CAPTCHA is an acronym for "Completely Automated Public Turing test to tell Computers and Humans Apart". Websites often use CAPTCHA for anti-spam verification to make sure responses are being generated by an actual person and not a computer “bot”.
In practice, CAPTCHA consists of a simple test that the site can grade to assess if the respondent is a real person. These tests have to be difficult enough to stump a computer, but easy enough for most people to pass. This can sometimes present accessibility issues, because “most people” includes people with disabilities.
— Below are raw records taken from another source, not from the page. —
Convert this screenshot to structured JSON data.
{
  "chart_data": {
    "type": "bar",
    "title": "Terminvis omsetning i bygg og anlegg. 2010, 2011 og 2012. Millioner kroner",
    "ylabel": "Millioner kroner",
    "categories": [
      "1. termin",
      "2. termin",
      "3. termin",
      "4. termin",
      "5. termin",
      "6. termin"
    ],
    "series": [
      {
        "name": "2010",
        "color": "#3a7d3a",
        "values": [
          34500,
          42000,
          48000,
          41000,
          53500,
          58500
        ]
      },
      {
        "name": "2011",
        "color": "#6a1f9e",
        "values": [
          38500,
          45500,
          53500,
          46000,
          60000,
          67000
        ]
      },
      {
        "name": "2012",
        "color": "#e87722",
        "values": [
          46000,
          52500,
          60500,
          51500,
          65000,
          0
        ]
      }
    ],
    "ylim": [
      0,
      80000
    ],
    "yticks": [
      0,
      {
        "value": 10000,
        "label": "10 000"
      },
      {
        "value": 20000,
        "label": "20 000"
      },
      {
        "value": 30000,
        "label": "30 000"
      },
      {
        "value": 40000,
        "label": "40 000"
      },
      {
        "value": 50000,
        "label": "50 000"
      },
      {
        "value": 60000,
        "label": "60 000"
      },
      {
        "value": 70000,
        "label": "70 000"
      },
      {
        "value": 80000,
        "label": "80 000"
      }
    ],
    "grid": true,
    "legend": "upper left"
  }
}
The most commonly used CAPTCHA present distorted text for the user to interpret. This can block people with visual disabilities because their screen readers can’t read it. (Remember that a computer not being able to discern the text is the whole point of a CAPTCHA).
Another alternative is audio CAPTCHA, to assure human verification is accessible to the blind and other visually impaired people. This then presents difficulties for a person with a hearing disability.
Our favorite type is logical CAPTCHA, providing logic-based questions instead of distorted images or audio to validate the user. For example simple math CAPTCHA can work as long as the numbers are not images, e.g. “2+2=?” Other options ask simple text-based logical question. Logical CAPTCHA is generally most accessible, allowing more people to receive all the information they need to be able to pass the test and use the website.
If you are using a system to develop your website, just search for “accessible captcha” and the name of your tool, and you should find some options. Also some web-development platforms have automatic ways to check for spam that occur in the background and don’t require any user interface.